Complaining to JetBlue Is About to Get Easier
Through the customer service platform, JetBlue fliers will be able to speak to airline representatives by phone, text, chat, email, tweet, or even through Facebook messenger through one centralized portal. Their interactions will be archived in case agents need to access them in the future.
The platform, which the airline has invested an undisclosed amount of money in, provides JetBlue’s team with a single place where they can see the full history of conversations with a customer to make it easy to locate important data, like current or upcoming flight information.
This also allows passengers to easily shift from email to social media correspondence in real-time, making it quicker and more personalized than the prior experience of switching between separate channels.
“We started JetBlue with the idea that we could bring humanity back to air travel, but the customer support technology hasn’t kept up with the increasing number of ways customers want to interact with us,” Littleford said in the statement. “Gladly gives us the tools to deliver on our mission in today’s environment.”
The goal is to eliminate the frustrating scenario of being forced to explain the same issue over and over again as a passenger.
Having past conversations on record also creates a profile for each customer, which agents can use to take a more personal tone when speaking with an individual, Frankie Littleford, the airline's vice president of customer service, told Skift.
"By empowering JetBlue crewmembers with technology that helps them understand their customers more deeply, it frees up crewmembers to focus on what matters most — the person," Joseph Ansanelli, Glady's CEO and co-founder, also said in a statement.
Through the new system, JetBlue can also use recorded conversations to maintain a passenger's flight information and let them know if they are running late from their flight or if the flight is delayed.
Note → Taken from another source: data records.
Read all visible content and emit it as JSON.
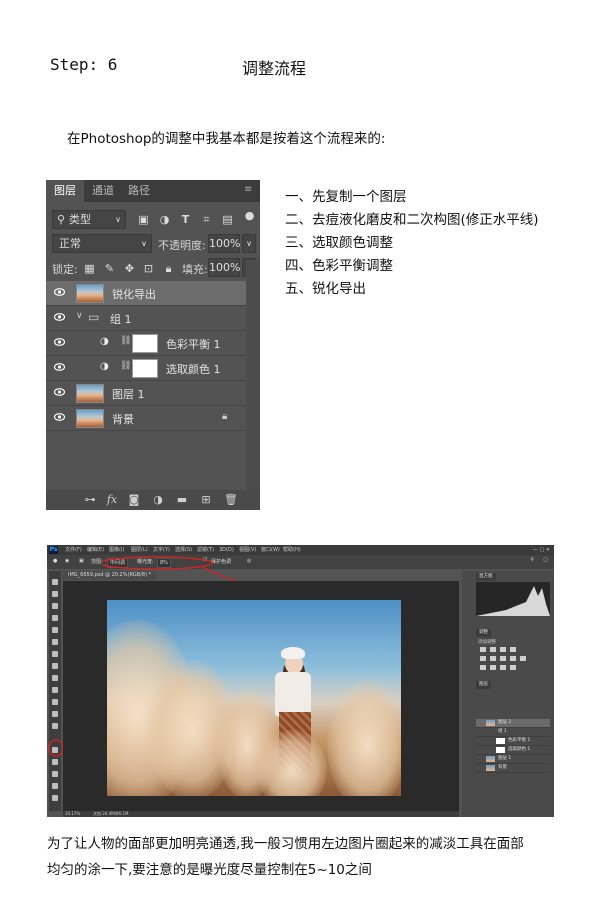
{
  "header": {
    "step": "Step: 6",
    "title": "调整流程"
  },
  "intro": "在Photoshop的调整中我基本都是按着这个流程来的:",
  "layers_panel": {
    "tabs": [
      "图层",
      "通道",
      "路径"
    ],
    "filter_kind": "类型",
    "blend_mode": "正常",
    "opacity_label": "不透明度:",
    "opacity_value": "100%",
    "lock_label": "锁定:",
    "fill_label": "填充:",
    "fill_value": "100%",
    "layers": [
      {
        "name": "锐化导出"
      },
      {
        "name": "组 1"
      },
      {
        "name": "色彩平衡 1"
      },
      {
        "name": "选取颜色 1"
      },
      {
        "name": "图层 1"
      },
      {
        "name": "背景"
      }
    ],
    "bottom_fx": "fx"
  },
  "steps": [
    "一、先复制一个图层",
    "二、去痘液化磨皮和二次构图(修正水平线)",
    "三、选取颜色调整",
    "四、色彩平衡调整",
    "五、锐化导出"
  ],
  "ps_window": {
    "logo": "Ps",
    "menus": [
      "文件(F)",
      "编辑(E)",
      "图像(I)",
      "图层(L)",
      "文字(Y)",
      "选择(S)",
      "滤镜(T)",
      "3D(D)",
      "视图(V)",
      "窗口(W)",
      "帮助(H)"
    ],
    "options": {
      "range_label": "范围:",
      "range_value": "中间调",
      "exposure_label": "曝光度:",
      "exposure_value": "8%",
      "protect_tone": "保护色调"
    },
    "doc_tab": "IMG_6659.psd @ 20.2%(RGB/8) *",
    "status_zoom": "20.17%",
    "status_doc": "文档:24.4M/86.1M",
    "right_tabs": [
      "直方图",
      "调整",
      "图层"
    ],
    "adjust_label": "添加调整",
    "layers_mini": [
      "图层 2",
      "组 1",
      "色彩平衡 1",
      "选取颜色 1",
      "图层 1",
      "背景"
    ]
  },
  "caption": {
    "line1": "为了让人物的面部更加明亮通透,我一般习惯用左边图片圈起来的减淡工具在面部",
    "line2": "均匀的涂一下,要注意的是曝光度尽量控制在5~10之间"
  }
}
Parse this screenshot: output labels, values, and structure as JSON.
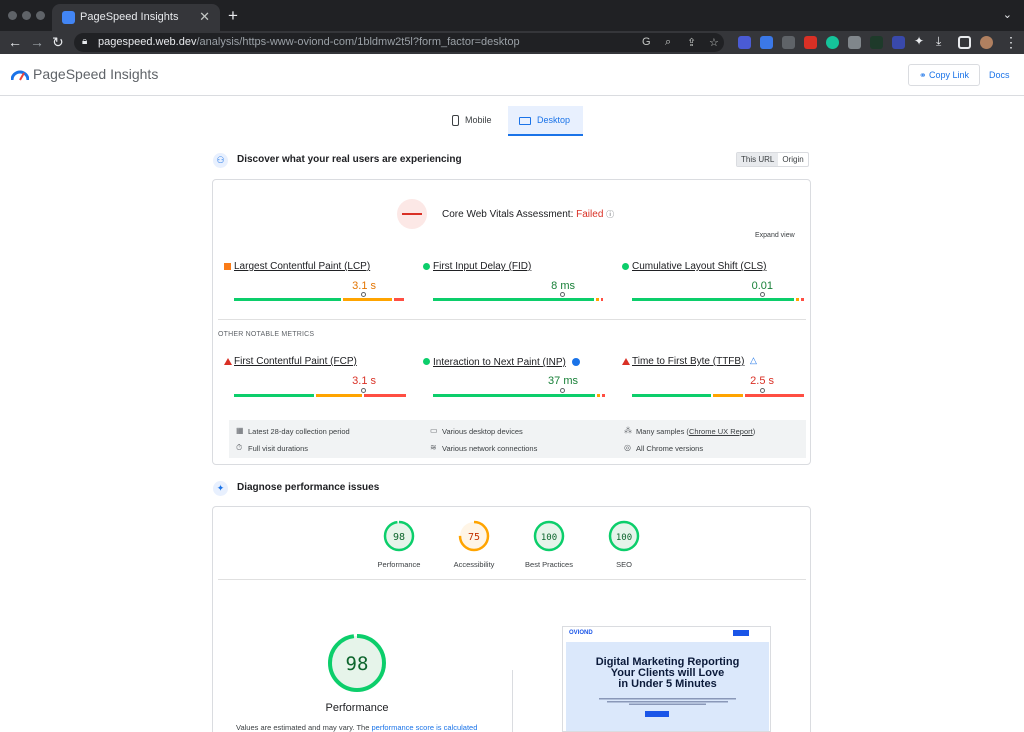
{
  "browser": {
    "tab_title": "PageSpeed Insights",
    "url_host": "pagespeed.web.dev",
    "url_path": "/analysis/https-www-oviond-com/1bldmw2t5l?form_factor=desktop"
  },
  "header": {
    "logo_text": "PageSpeed Insights",
    "copy_link": "Copy Link",
    "docs": "Docs"
  },
  "device_tabs": {
    "mobile": "Mobile",
    "desktop": "Desktop",
    "active": "desktop"
  },
  "real_users": {
    "title": "Discover what your real users are experiencing",
    "toggle_url": "This URL",
    "toggle_origin": "Origin",
    "assessment_prefix": "Core Web Vitals Assessment:",
    "assessment_status": "Failed",
    "expand_view": "Expand view",
    "other_label": "OTHER NOTABLE METRICS",
    "metrics": [
      {
        "name": "Largest Contentful Paint (LCP)",
        "value": "3.1 s",
        "status": "average"
      },
      {
        "name": "First Input Delay (FID)",
        "value": "8 ms",
        "status": "good"
      },
      {
        "name": "Cumulative Layout Shift (CLS)",
        "value": "0.01",
        "status": "good"
      }
    ],
    "other_metrics": [
      {
        "name": "First Contentful Paint (FCP)",
        "value": "3.1 s",
        "status": "poor"
      },
      {
        "name": "Interaction to Next Paint (INP)",
        "value": "37 ms",
        "status": "good"
      },
      {
        "name": "Time to First Byte (TTFB)",
        "value": "2.5 s",
        "status": "poor"
      }
    ],
    "info": {
      "collection": "Latest 28-day collection period",
      "devices": "Various desktop devices",
      "samples_prefix": "Many samples (",
      "samples_link": "Chrome UX Report",
      "samples_suffix": ")",
      "durations": "Full visit durations",
      "network": "Various network connections",
      "versions": "All Chrome versions"
    }
  },
  "diagnose": {
    "title": "Diagnose performance issues",
    "scores": [
      {
        "label": "Performance",
        "score": "98",
        "color": "#0cce6b"
      },
      {
        "label": "Accessibility",
        "score": "75",
        "color": "#ffa400"
      },
      {
        "label": "Best Practices",
        "score": "100",
        "color": "#0cce6b"
      },
      {
        "label": "SEO",
        "score": "100",
        "color": "#0cce6b"
      }
    ],
    "big_score": "98",
    "big_label": "Performance",
    "note_text": "Values are estimated and may vary. The",
    "note_link": "performance score is calculated"
  },
  "thumbnail": {
    "brand": "OVIOND",
    "headline_1": "Digital Marketing Reporting",
    "headline_2": "Your Clients will Love",
    "headline_3": "in Under 5 Minutes"
  },
  "colors": {
    "good": "#0cce6b",
    "average": "#ffa400",
    "poor": "#ff4e42",
    "accent": "#1a73e8"
  }
}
For example, if a passenger tweets that they are looking forward to a trip, JetBlue will be aware of the upcoming flight and can quickly notify the user if there are any issues with the flight and send rebooking options all while the traveler is on the go.
The airline is one of the first to build one unified record of the interactions customers have with representatives across various channels, according to Skift, though Delta Air Lines and Southwest Airlines also currently have similar systems in place that store records of past customer service interactions to assist passengers.